“Little New Year” (Xiaonian) does not refer to a single fixed festival; because customs differ by region, the day called Little New Year is not the same everywhere. Its main folk activities include pasting Spring Festival couplets, sweeping away dust, and honouring the Kitchen God.

Little New Year also means people begin to prepare New Year goods and clean the house thoroughly for a good year — signifying that the new year should bring a new spirit, and expressing the working people’s wish to bid farewell to the old and welcome the new, inviting good fortune.

The night of the 23rd of the twelfth lunar month is when the Kitchen God ascends to heaven — hence the saying “on the 23rd, honour the Kitchen God,” and the couplet “speak well of us in heaven, return to bless us; leave on the 23rd, come back at dawn on the 1st.” On this day, or earlier, every household buys “Kitchen-God candy” made specially of corn or millet and offers it in the evening — the idea being to “glue up” the Kitchen God’s mouth so he cannot report wrongly in heaven — while setting off firecrackers to send the god off. The offered candy is then usually kneaded together with parched corn into balls and shared among the family’s children and adults. By tradition, the Kitchen-God day is the prelude to the New Year, captured in a long-standing rhyme counting down the days: “on the 21st, send off the daughter; the 22nd…; the 23rd, honour the Kitchen God; the 24th, sweep away the dust; the 25th, mix coal; the 26th, cut the meat; the 27th, go to market; the 28th, steam the New Year buns; the 29th, fetch the wine; the 30th, paste a chubby-child picture on the wall; on the 1st, bow in greeting.”

The custom of honouring the Kitchen God is in fact ancient. The Book of Rites records the rite of sacrificing to the stove, listed then among the “five sacrifices.” A Warring-States text records someone saying “I once dreamt I saw the Kitchen God,” and the Tang poet Luo Yin’s poem on sending off the Kitchen God has the famous lines, “a cup of clear tea, a wisp of smoke; the Kitchen God ascends to the blue heaven.” Clearly the rite existed more than two thousand years ago and has been handed down through the dynasties.

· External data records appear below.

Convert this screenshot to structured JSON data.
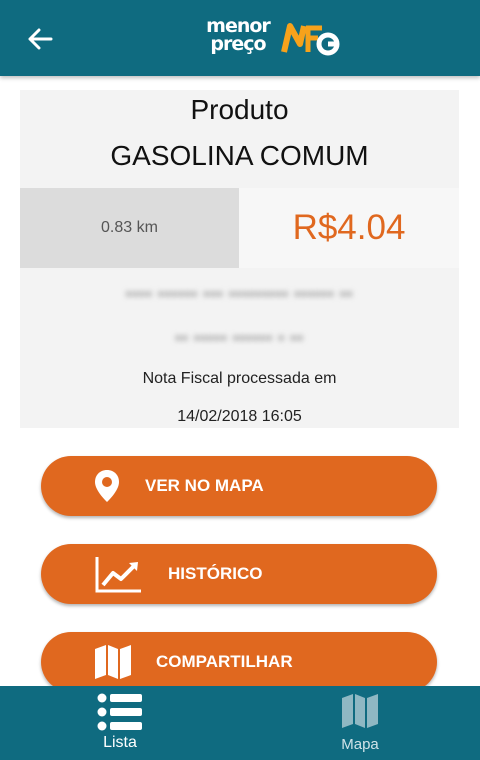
{
  "appbar": {
    "logo_text": "menor preço",
    "logo_icons": [
      "back-arrow-icon",
      "nfg-logo-icon"
    ]
  },
  "product": {
    "label": "Produto",
    "name": "GASOLINA COMUM",
    "distance": "0.83 km",
    "price": "R$4.04",
    "note": "Nota Fiscal processada em",
    "date": "14/02/2018 16:05"
  },
  "actions": {
    "map_label": "VER NO MAPA",
    "history_label": "HISTÓRICO",
    "share_label": "COMPARTILHAR"
  },
  "bottom_nav": {
    "list_label": "Lista",
    "map_label": "Mapa"
  },
  "colors": {
    "primary": "#0f6b80",
    "accent": "#e0681f",
    "card": "#f3f3f3"
  }
}
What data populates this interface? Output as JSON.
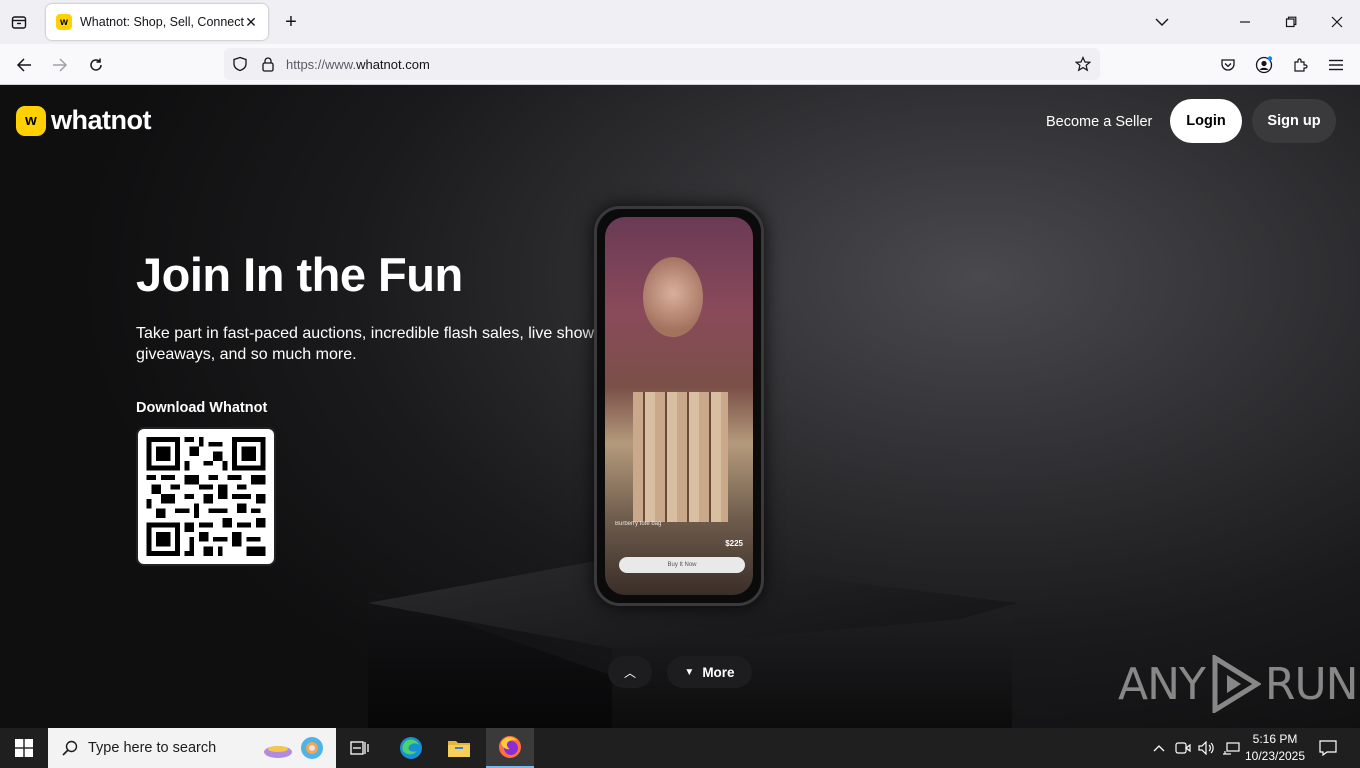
{
  "browser": {
    "tab_title": "Whatnot: Shop, Sell, Connect",
    "favicon_letter": "w",
    "url_prefix": "https://www.",
    "url_domain": "whatnot.com"
  },
  "header": {
    "logo_mark": "w",
    "logo_text": "whatnot",
    "become_seller": "Become a Seller",
    "login": "Login",
    "signup": "Sign up"
  },
  "hero": {
    "title": "Join In the Fun",
    "subtitle": "Take part in fast-paced auctions, incredible flash sales, live show giveaways, and so much more.",
    "download_label": "Download Whatnot"
  },
  "phone_screen": {
    "caption": "Burberry tote bag",
    "price": "$225",
    "buy_now": "Buy It Now"
  },
  "scroll_controls": {
    "more": "More"
  },
  "watermark": {
    "left": "ANY",
    "right": "RUN"
  },
  "taskbar": {
    "search_placeholder": "Type here to search",
    "time": "5:16 PM",
    "date": "10/23/2025"
  },
  "colors": {
    "brand_yellow": "#ffd100",
    "page_bg": "#1a1a1c",
    "taskbar": "#1f1f1f"
  }
}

The prelude to Spring Festival is the “Kitchen-God offering” on the 23rd of the twelfth month, which in ancient times ranked second only to Mid-Autumn. Officials, merchants and scholars away from home would hurry back before this day to reunite and eat the family’s home-made Kitchen-God candy, praying for the god’s blessing and a peaceful year ahead. The Song poet Fan Chengda’s “Ode to Honouring the Kitchen God” describes the day in vivid, affectionate detail, showing how much the ancients valued the rite and how plentiful the offerings of food were.